I've also been spending a fair bit of time on my Bank Shot (AKA OddBall) iPhone game. I have about 90% of the basic gameplay code complete, and I'm just wrapping up a good chunk of the HUD and menu system code now. Tweaking the HUD and GUI has been a bit finicky and time consuming, but soon I will be able to focus more of my time on the actual graphics and level design. Up until now most of the work has been on central code systems to ensure the basic gameplay works and that everything can communicate with each other. My next phase of development includes learning a new 3D modeling program, creating 3D models, skins and animations, designing out some levels and a flow for the game progression, and updating all the little graphical nuances that need attention. So there is still a fair bit of work and a lot of polish to complete before the game is ready to play. But things are moving fairly smoothly now.

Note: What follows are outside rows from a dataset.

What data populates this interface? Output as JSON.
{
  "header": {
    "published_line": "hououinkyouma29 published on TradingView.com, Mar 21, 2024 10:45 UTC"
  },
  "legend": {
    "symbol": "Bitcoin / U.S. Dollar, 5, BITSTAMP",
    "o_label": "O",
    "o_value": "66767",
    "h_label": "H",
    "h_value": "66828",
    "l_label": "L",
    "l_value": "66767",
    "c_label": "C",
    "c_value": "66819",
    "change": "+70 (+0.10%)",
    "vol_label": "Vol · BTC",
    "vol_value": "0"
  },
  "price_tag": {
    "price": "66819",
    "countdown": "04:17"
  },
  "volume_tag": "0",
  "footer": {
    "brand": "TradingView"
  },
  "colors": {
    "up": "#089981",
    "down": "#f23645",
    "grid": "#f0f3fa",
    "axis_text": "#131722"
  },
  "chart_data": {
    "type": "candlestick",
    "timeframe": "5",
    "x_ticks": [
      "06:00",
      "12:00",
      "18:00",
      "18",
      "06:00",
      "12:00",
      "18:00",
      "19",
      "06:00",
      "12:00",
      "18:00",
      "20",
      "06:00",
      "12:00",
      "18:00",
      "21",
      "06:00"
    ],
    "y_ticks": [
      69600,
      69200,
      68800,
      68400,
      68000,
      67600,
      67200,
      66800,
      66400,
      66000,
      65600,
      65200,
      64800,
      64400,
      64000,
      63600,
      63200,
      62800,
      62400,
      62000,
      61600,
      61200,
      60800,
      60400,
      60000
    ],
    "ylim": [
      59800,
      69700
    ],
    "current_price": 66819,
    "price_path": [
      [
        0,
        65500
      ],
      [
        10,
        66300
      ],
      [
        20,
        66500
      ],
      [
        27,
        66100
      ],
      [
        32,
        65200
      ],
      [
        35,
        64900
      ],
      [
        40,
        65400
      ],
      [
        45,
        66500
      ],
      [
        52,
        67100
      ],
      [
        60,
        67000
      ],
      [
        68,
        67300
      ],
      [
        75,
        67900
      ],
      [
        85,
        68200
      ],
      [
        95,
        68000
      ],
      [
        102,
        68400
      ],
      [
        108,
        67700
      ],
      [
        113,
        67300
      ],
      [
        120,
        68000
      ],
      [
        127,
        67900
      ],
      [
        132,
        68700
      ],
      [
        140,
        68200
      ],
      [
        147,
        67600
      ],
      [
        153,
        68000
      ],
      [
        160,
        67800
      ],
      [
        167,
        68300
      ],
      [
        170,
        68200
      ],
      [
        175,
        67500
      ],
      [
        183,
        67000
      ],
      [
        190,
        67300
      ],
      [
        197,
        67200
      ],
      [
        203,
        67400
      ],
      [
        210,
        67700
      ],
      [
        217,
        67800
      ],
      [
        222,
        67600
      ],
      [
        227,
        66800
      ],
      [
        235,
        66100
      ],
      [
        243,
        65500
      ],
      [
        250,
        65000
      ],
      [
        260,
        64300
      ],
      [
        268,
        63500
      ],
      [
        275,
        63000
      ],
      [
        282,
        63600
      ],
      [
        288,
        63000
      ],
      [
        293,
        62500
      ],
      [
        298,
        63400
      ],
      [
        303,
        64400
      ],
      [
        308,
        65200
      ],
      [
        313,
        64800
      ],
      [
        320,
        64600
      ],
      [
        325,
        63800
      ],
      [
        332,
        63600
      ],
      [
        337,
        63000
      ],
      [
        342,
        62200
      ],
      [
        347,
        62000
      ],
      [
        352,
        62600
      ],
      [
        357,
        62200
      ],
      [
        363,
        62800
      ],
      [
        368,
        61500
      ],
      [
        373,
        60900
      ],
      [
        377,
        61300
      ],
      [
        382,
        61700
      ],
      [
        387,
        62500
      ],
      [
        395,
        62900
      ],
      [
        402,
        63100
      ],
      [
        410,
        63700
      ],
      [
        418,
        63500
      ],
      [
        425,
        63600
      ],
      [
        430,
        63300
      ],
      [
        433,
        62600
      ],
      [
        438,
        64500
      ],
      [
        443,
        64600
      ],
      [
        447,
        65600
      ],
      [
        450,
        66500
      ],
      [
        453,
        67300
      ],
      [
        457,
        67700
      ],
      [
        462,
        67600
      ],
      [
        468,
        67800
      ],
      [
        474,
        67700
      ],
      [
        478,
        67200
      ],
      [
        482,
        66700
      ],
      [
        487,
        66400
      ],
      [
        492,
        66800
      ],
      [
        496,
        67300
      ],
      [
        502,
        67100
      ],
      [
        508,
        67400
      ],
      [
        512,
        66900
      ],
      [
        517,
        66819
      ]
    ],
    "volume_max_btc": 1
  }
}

I also recognize that I haven't posted a single development video of the game yet. I'm now looking into recording some of the basic systems I have working and posting it here as part of my development diary. Most of the graphics are placeholders so far, but it will be good to share how the game will work and possibly get some feedback. Going too long without any outside feedback can lead to tunnel vision and result in a less balanced game experience. Also, my goal is to start morphing this blog more towards a development diary, at least in part, and so I should really start posting more frequent updates about the specific development I am doing. So you can expect some short videos here soon.